General Data Protection Regulation, what will change after 25 May 2018?
The European Union will be adopting an onerous and strict common regulation concerning data protection and the ability of organisations to collect and process data for the purposes of their business.
The General Data Protection Regulation (GDPR) was published in April 2016 and will apply from 25 May 2018. This new regulation will change substantially the legal landscape in the data protection area.
In opting for a regulation instead of a directive, the EU wanted to provide a common and binding body of rules for each EU member state.
No further national legislation is needed to make this regulation law in their national systems.
If the member states are authorised to adopt additional data protection rules, the common core will be the GDPR.
Consequently, in Luxembourg the national law of 2 August 2002 concerning personal data will be repealed after 25 May 2018.
Scope of the regulation and extra-territoriality
The GDPR concerns almost everyone; only private individuals are exempt.
Public authorities, associations, large companies and SMEs are impacted by the new rules.
The GDPR is applicable when the processing of personal data is done by controllers or processors in the EU, but is also equally applicable to parties processing EU residents’ data outside the EU.
Data processors and controllers situated outside the EU processing EU residents’ data should pay particular attention to Article 3.2 of the Regulation and assess the requirements stipulated by Article 27 of the Regulation to appoint a Data Protection Officer (DPO) and Data Protection Representative (DPR) within the European Union.
Innovations and rules
- Lawfulness, fairness and transparency
Concerned people are entitled to receive complete information about the treatment of their data.
Data collection and processing has to be lawful, which means:
- the controller or processor received clear and intelligible consent (the conditions for consent have been strengthened by the GDPR);
- the processing is necessary for the performance of a contract between the data subject and the controller; and
- processing is necessary:
- for compliance with a legal obligation;
- in order to protect the vital interests of the data subject;
- for the performance of a task carried out in the public interest or in the exercise of official authority vested in the controller; and
- for the purposes of the legitimate interests pursued by the controller or by a third party, except where such interests are overridden by the interests or fundamental rights and freedoms of the data subject which require protection of personal data, in particular where the data subject is a child.
- Purpose limitation
The data must be collected for a limited, determined purpose and kept for no longer than is absolutely necessary.
- Data minimisation
Only strictly necessary information may be collected and treated for a lawful purpose.
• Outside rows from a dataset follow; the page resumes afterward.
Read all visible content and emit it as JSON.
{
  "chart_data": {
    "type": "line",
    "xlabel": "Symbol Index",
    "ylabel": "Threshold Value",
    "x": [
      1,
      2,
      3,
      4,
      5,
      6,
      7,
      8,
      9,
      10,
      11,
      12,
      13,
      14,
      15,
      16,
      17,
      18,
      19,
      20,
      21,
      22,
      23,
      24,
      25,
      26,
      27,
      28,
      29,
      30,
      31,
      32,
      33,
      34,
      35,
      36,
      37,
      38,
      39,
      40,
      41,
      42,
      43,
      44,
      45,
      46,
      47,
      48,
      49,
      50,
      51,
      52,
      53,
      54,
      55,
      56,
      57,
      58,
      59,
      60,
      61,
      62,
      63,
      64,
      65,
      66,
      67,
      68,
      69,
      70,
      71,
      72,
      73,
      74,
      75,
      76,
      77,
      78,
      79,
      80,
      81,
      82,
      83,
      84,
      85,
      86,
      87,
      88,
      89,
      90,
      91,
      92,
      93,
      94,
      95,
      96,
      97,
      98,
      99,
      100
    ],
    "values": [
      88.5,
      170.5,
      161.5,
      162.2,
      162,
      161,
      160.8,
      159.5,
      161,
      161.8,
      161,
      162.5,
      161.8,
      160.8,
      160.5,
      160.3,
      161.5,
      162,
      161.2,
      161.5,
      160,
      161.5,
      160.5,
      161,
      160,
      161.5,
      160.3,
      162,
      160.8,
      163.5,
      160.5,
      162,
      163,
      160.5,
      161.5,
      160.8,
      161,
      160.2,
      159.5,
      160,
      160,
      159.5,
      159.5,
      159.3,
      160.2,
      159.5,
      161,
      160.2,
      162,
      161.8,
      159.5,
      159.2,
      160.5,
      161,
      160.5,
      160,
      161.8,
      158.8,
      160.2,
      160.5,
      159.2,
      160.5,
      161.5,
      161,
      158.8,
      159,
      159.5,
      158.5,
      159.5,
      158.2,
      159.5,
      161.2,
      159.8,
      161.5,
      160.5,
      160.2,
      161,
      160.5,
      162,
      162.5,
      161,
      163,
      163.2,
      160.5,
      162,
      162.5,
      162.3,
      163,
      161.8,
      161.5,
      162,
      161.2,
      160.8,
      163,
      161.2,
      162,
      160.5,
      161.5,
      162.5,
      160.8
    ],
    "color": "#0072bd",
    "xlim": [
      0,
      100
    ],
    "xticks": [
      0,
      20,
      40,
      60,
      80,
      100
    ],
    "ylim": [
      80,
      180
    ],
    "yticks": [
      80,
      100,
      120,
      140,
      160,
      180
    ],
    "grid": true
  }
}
Data must be correct and updated.
- Integrity and confidentiality
Data must be treated in an appropriate manner to ensure confidentiality and security.
The data controller must follow these principles when establishing internal procedures.
Rights given to data subject
The most important right is for the subject to be comprehensively informed. The subjects still have the right to oppose the processing of their data.
In addition, the subject may request that data be erased.
Duties and obligations imposed on the data controller and processor
The data controller determines the purposes and manner in which personal data is to be processed and show the supervisory authority that all the rules are respected.
Controllers must keep a register of the procedures, contracts, information given to concerned people, and maintain the highest levels of confidentiality to safeguard individual privacy.
Any DPO must be qualified and independent to undertake the necessary confidentiality protocols for all bodies that collect or process EU residents’ personal data.
DPOs are responsible for educating the company and its employees on important compliance requirements, training staff and conducting security audits.
Before collecting any data, the controller shall determine:
- the reason for such an operation;
- which personal data are collected;
- how long the data is kept;
- where it is stored; and
- how the controls work.
The data subject must receive all information on those issues.
Non-compliance and penalties
In case of non-compliance with these obligations, companies expose themselves to fines up to the higher of 4% of annual worldwide turnover or EUR20 million.
Therefore, data protection regulators will have the power to impose high fines on entities which do not comply with the new regulation.
Note that regulators may “carry out investigations in the form of data protection audits”, and “obtain access to any premises of the controller and the processor, including to any data processing equipment and means” in line with relevant procedural law.
In Practice, companies must:
- put in place internal processes regarding data protection;
- determine the needs, list the required data, explain the reason why, where and who is authorised to see them;
- ensure that all the aspects of data protection are included in their internal policy;
- establish data breach procedures;
- draft new documentation in order to comply with the regulation;
- check the outstanding contracts and, if necessary, submit changes to your partners;
- prepare a register concerning data protection, including all the documentation, given consents, breaches and contracts;
- appoint a DPO and/or DPR if necessary;
- create internal compliance audits to ensure their entity complies with the new rules;
- encourage and train personnel to comply with the above-mentioned rules; and
- broadly take the view that GDPR carries high litigation risk.